On Tue, Feb 22, 2011 at 14:26, Stian Håklev <sha...@gmail.com> wrote:
> We've always said that P2PU is interested in both sponsoring its own
> research projects, and support outside researchers. In Barcelona, we talked
> about creating APIs or regular datadumps. One of the things that has been
> holding this work back a bit has been the indecision about how much data we
> can release, to whom etc.
>
> I'm hereby proposing that P2PU officially decides that all user interaction
> data are completely public.
Thanks for initiating the discussion Stian. I was wondering what
decision had been made regarding this after the discussion with the
lawyers and since I'm not a lawyer, I'm not going to comment on the
legalese, rather just listen to opinions :)
Again, thanks for bringing this discussion up !
--
vid ॥ http://svaksha.com ॥
Stian:
"almost nobody else [...] share[s] material using open licenses" -- um, what?
As I tried to indicate, there's nothing particularly special or novel
about posting CC-By-SA content in a tarball. There isn't even a
question here. In my view this should just happen without discussion
or debate.
The question is about posting logs of interaction data. A lot of that
information *isn't* available by screen-scraping. Let's be clear that
that is what's at issue here. This shouldn't be a question either.

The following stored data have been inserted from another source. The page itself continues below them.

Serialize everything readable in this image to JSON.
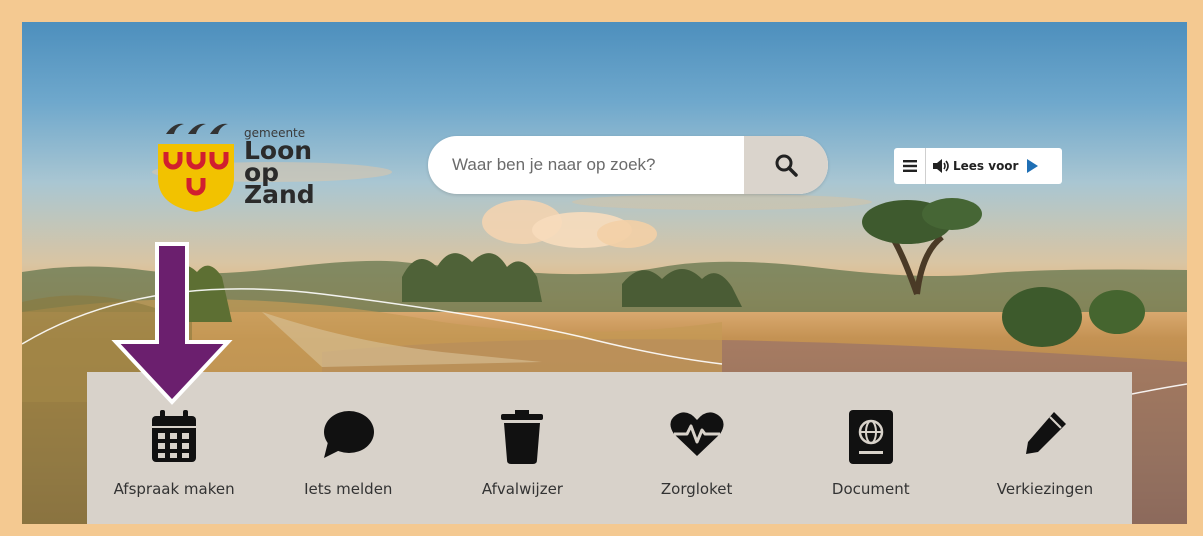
{
  "logo": {
    "small_text": "gemeente",
    "line1": "Loon",
    "line2": "op Zand"
  },
  "search": {
    "placeholder": "Waar ben je naar op zoek?",
    "button_icon": "search-icon"
  },
  "read_aloud": {
    "menu_icon": "hamburger-menu-icon",
    "speaker_icon": "speaker-icon",
    "label": "Lees voor",
    "play_icon": "play-icon"
  },
  "services": [
    {
      "label": "Afspraak maken",
      "icon": "calendar-icon"
    },
    {
      "label": "Iets melden",
      "icon": "speech-bubble-icon"
    },
    {
      "label": "Afvalwijzer",
      "icon": "trash-icon"
    },
    {
      "label": "Zorgloket",
      "icon": "heartbeat-icon"
    },
    {
      "label": "Document",
      "icon": "passport-icon"
    },
    {
      "label": "Verkiezingen",
      "icon": "pencil-icon"
    }
  ],
  "colors": {
    "frame_border": "#f4c991",
    "arrow": "#6b1f6e",
    "panel": "#d8d2ca",
    "logo_yellow": "#f2c200",
    "logo_red": "#d11f2f"
  }
}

The question is what's at stake.
Joe
There is a fairly active debate over what constitutes "public" from
the perspective of human subjects boards in the US (the US tends to be
more protective in this regard than other countries I have experience
with, though our standards are becoming the norm elsewhere as well).
Just because data in a conversation occurs in public does not
automatically make it exempt, though--again--there is a lot of
discussion over this. This is the reason, e.g., the AOL search data
was fairly untouchable, despite being unquestionably public.
An IRB will look at whether users knew that the material was not only
transparent (that is, available to the public) but could envision its
use in research. Again, this isn't the case at every IRB, some (e.g.
University of California) are more restrictive than others. The OHRP
is likely to release new guidelines for online research this year that
may provide a bit more clarity in terms of expectations.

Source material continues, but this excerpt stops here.